The correct answer is not 0 Example 1, Example 2 is not the correct answer 10 If Example 3 is not the correct answer ...... 6
defer the implementation before the return. In this official document it is clearly stated in the. Do not step on when you want to use pit defer, the most important thing is to understand, return xxx atomic instruction which is not a statement!
Function returns the process is this: give the return value of the assignment, then call defer expression, and finally returns to the calling function.
defer expression may be set after the function returns a value, before returning to the calling function, modify the return value, the function returns the final values are inconsistent with your imagination.

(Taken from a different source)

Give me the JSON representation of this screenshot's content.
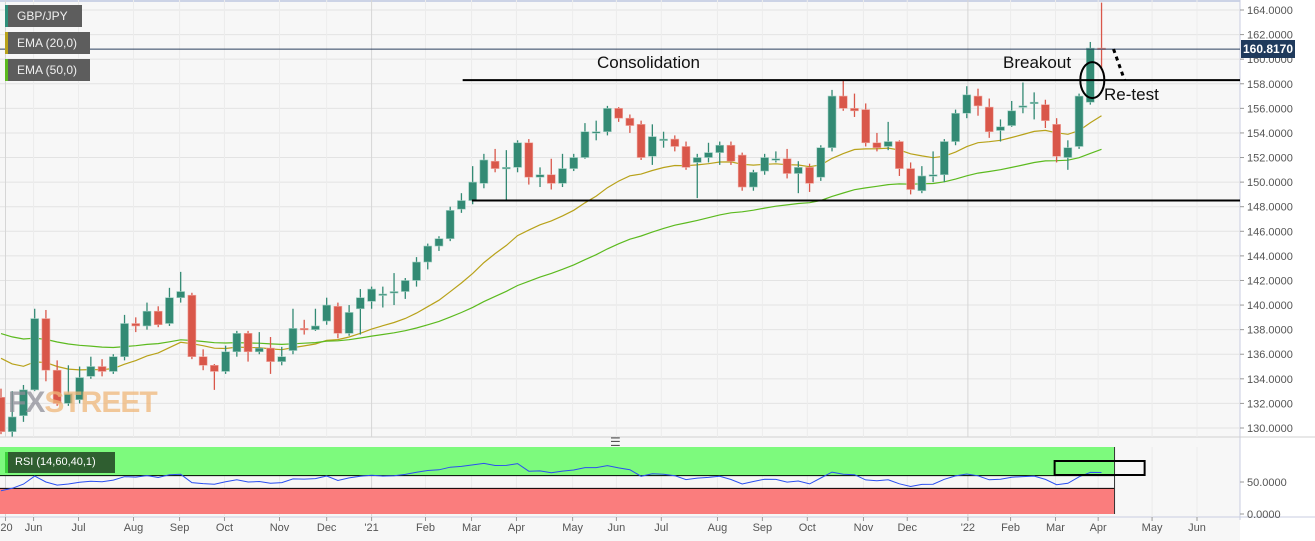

In fact using defer, with a simple conversion rules rewrite it, it will not confused. Rewrite rule is to write a return statement is split into two, return xxx will be rewritten as:
返回值 = xxx
调用defer函数
空的return
Look Example 1, it can be rewritten as:
func f() (result int) {
result = 0 //return语句不是一条原子调用,return xxx其实是赋值+ret指令
func() { //defer被插入到return之前执行,也就是赋返回值和ret指令之间
result++
}()
return
}
So the return value is 1.
Look Example 2, it can be rewritten as:
func f() (r int) {
t := 5
r = t //赋值指令
func() { //defer被插入到赋值与返回之间执行,这个例子中返回值r没被修改过
t = t + 5
}
return //空的return指令
}
So the result is 5.
Finally, see Example 3, after it is rewritten into:
func f() (r int) {
r = 1 //给返回值赋值
func(r int) { //这里改的r是传值传进去的r,不会改变要返回的那个r值
r = r + 5
}(r)
return //空的return
}
So the result of this example is 1.
defer indeed before the return call. But it may not be as form of expression. The reason is the nature of a return xxx statement is not atomic instructions, defer is inserted into between the assignment and ret, so there may be an opportunity to change the final return value.
Defer realization of
Go to achieve defer keywords with keywords is very similar, except that it calls is runtime.deferproc instead runtime.newproc.
Where defer appears, the inserted instructions call runtime.deferproc, then place before the function returns, the insertion call runtime.deferreturn.
When the function returns a normal, similar to assembly code:
add xx SP
return
If it contains the defer statement, the assembler code is:
call runtime.deferreturn,
add xx SP
return
Goroutine control structure, there are a table record defer, defer will need when calling runtime.deferproc expressions recorded in the table, and when the call runtime.deferreturn will turn the stack from the table and defer execution.